The Centers for Medicare and Medicaid Services (CMS) has issued the final rule for the 2023 Physician Fee schedule
- CMS IS NOT finalizing the payment approach outlined in the proposed rule in which they proposed to make Cellular and/or tissue-based products (CPTs) part of the physician overhead expense
- CMS is also not changing the name “skin substitutes” to “wound management products “at this point in time.
- Instead of taking action now, CMS will conduct a Town Hall with interested parties in early 2023 to discuss alternative potential payment approaches for skin substitute products prior to 2024 rulemaking.
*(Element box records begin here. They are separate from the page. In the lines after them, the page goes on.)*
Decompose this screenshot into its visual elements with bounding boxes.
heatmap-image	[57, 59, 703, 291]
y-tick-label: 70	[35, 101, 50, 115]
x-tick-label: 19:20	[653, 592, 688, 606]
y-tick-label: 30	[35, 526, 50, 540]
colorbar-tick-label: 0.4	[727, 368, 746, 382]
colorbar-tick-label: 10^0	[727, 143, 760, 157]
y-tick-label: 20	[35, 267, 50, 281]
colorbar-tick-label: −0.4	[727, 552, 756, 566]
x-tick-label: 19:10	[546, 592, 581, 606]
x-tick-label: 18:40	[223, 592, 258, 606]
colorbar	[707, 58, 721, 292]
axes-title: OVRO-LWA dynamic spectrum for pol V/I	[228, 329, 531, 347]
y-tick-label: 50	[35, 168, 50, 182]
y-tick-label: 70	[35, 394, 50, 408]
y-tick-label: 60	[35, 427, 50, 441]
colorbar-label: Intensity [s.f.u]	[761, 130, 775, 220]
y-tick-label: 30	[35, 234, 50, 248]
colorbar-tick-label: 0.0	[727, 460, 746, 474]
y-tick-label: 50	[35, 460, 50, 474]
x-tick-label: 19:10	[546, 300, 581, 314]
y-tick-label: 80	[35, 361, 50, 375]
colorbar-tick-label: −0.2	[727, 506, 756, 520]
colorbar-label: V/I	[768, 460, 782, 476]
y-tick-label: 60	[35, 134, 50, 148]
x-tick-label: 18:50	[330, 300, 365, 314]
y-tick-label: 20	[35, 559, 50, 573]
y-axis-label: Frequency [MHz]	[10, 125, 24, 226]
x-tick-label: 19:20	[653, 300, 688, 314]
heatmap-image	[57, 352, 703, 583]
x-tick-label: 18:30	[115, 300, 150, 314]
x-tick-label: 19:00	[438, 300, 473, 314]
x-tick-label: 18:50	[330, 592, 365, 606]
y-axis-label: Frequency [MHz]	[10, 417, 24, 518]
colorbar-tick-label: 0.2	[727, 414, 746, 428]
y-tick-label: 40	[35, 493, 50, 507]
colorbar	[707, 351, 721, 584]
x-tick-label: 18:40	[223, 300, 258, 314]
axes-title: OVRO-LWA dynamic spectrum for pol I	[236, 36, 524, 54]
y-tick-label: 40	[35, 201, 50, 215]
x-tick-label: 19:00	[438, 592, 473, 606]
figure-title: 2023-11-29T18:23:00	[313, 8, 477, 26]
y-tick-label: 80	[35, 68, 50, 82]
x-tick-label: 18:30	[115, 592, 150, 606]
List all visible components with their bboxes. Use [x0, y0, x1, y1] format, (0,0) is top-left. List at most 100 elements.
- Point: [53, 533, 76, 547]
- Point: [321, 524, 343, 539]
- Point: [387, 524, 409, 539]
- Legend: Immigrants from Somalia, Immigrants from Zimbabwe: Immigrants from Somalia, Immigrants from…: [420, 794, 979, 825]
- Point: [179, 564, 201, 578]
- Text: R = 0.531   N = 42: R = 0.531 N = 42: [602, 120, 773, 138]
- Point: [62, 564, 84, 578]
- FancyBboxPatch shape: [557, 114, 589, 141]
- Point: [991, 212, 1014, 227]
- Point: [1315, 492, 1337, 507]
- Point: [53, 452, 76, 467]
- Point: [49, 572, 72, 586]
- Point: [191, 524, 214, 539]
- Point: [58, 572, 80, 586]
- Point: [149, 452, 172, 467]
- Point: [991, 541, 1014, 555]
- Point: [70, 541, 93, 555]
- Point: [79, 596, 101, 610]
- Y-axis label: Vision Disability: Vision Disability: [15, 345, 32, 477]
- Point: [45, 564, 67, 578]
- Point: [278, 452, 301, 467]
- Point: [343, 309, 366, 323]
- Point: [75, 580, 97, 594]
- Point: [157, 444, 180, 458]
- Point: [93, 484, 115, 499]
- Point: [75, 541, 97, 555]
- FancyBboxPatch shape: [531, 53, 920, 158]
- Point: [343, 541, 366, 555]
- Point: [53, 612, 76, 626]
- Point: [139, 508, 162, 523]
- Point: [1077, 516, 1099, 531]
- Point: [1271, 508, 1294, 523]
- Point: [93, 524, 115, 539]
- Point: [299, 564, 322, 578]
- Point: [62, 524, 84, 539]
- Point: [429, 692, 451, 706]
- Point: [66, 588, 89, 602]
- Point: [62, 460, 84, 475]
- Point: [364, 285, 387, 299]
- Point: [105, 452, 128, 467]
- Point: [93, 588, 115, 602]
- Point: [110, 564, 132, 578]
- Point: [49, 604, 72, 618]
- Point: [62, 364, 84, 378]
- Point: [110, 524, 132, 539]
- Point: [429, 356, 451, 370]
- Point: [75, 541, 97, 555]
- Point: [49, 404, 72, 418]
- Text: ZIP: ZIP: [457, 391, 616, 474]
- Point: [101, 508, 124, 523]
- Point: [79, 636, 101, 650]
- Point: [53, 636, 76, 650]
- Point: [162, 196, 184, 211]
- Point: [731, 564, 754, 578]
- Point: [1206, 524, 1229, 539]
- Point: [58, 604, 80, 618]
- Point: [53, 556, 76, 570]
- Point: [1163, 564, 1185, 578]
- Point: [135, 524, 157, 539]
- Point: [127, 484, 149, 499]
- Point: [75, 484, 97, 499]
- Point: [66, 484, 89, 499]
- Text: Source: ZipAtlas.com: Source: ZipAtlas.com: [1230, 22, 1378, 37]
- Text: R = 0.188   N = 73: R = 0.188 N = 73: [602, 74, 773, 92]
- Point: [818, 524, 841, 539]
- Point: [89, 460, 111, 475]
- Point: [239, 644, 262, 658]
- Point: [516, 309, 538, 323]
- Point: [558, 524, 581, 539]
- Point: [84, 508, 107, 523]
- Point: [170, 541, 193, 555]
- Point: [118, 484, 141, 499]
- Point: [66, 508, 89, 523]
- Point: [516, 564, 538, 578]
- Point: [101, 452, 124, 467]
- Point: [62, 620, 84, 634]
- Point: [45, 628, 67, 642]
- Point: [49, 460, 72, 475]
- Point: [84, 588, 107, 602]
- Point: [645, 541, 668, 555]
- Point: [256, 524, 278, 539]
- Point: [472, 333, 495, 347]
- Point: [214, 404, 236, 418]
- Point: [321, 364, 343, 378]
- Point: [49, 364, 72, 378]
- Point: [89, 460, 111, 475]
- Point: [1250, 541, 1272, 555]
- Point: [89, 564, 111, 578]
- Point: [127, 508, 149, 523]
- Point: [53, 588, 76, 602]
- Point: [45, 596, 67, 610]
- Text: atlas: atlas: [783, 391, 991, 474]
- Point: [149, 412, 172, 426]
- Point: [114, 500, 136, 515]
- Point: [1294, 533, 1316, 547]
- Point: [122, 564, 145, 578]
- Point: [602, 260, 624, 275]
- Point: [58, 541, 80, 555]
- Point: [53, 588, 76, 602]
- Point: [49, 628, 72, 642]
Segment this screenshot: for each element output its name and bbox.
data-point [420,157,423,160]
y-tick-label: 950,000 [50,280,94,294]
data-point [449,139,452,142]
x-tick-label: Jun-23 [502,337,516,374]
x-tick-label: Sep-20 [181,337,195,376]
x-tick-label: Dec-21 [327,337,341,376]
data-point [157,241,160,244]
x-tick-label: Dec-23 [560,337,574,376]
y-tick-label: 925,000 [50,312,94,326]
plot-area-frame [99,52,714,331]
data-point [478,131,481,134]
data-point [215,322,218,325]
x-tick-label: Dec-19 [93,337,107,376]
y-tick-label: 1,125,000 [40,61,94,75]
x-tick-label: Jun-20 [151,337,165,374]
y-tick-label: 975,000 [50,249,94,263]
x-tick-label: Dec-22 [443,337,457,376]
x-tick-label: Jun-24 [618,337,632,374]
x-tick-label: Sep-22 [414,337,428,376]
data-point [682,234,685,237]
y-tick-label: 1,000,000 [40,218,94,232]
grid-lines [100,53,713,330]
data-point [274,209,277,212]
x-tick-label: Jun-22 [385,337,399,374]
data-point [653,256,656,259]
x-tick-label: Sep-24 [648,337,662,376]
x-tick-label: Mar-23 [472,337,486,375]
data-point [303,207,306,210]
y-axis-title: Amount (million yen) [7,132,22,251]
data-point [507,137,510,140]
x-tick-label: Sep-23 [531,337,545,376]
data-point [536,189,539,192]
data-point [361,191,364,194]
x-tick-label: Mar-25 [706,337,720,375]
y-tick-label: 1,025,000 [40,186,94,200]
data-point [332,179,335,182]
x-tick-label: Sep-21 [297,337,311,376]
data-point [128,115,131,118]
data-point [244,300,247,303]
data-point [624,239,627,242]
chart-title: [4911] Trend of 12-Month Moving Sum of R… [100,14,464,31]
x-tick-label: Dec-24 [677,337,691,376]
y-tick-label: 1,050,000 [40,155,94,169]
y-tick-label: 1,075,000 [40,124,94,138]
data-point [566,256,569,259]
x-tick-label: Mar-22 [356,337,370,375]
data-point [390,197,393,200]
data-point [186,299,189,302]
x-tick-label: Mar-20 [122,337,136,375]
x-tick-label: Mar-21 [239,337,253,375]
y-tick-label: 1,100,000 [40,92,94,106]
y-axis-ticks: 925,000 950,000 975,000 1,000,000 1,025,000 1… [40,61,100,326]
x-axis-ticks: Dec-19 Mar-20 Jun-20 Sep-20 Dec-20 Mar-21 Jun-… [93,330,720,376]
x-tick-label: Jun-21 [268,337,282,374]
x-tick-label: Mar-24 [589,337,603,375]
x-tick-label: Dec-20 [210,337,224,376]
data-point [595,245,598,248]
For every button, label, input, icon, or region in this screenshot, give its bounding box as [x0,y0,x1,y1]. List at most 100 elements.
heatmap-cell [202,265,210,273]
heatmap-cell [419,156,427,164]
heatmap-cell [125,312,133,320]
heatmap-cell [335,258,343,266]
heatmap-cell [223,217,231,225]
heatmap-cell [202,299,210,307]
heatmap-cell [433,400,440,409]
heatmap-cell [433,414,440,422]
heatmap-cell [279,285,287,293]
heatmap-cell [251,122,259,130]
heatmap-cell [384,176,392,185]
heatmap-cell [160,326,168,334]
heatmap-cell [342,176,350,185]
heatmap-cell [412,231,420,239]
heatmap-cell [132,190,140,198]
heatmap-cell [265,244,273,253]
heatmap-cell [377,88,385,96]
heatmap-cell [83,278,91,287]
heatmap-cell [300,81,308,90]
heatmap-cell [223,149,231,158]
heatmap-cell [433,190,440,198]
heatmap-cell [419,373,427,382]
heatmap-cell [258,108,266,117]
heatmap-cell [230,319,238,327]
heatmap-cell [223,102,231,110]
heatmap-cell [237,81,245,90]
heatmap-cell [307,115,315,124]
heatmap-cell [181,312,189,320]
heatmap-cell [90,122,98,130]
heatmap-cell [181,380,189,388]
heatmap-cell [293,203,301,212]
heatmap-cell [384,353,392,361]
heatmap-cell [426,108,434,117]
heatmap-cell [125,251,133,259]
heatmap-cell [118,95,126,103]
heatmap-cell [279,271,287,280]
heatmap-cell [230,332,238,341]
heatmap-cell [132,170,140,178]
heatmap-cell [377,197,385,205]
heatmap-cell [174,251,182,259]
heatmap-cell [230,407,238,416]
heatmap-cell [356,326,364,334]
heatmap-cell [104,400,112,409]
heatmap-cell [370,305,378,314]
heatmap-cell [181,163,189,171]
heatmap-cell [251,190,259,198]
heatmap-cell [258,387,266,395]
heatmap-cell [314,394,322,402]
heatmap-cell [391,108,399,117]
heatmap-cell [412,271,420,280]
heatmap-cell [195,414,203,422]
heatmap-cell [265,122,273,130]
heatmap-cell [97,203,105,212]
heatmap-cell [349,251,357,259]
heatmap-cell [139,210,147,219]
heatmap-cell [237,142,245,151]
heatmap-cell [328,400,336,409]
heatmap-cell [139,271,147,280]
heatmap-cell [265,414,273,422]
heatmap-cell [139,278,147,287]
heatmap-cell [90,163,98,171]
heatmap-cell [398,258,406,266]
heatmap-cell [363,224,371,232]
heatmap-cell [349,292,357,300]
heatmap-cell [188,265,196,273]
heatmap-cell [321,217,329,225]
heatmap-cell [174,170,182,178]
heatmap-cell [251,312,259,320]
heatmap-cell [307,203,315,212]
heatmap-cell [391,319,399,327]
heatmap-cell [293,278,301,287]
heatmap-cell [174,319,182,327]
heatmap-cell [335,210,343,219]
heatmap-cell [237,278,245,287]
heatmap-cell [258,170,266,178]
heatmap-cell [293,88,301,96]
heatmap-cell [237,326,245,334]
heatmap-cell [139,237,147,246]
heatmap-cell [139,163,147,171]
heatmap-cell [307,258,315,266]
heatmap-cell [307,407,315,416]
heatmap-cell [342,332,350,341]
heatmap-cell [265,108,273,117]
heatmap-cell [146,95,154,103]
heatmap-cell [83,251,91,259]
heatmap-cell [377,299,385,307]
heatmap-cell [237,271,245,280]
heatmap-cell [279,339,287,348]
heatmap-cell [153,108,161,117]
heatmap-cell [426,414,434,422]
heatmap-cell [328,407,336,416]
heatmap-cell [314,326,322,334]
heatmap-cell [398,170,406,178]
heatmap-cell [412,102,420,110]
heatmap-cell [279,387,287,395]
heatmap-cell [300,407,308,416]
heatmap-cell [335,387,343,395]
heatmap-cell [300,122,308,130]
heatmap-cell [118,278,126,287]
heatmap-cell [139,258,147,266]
Read the details for yourself here:
I suspect that CMS was surprised by the response they received to the proposal from clinicians and specialty societies. It’s a huge win for the Alliance of Wound Care Stakeholders which lead the way in the response. We have to be realistic that some changes have to be made by CMS in 2024, and I hope CMS and the clinical organizations will focus on how to ensure that there is appropriate use of these products. For example, a few years ago, CMS approved a quality measure focused on “The Appropriate Use of CTPs for Diabetic foot ulcers,” but then rejected it after about two years due to lack of reporting. It’s understandable why an “appropriate use” quality measure wasn’t reported for CTPs– why report a measure if you don’t have to? However, if we can’t find a way to ensure appropriate use of CTPs, CMS will have to reduce access to CTPs for everyone. I hope we can find a way forward.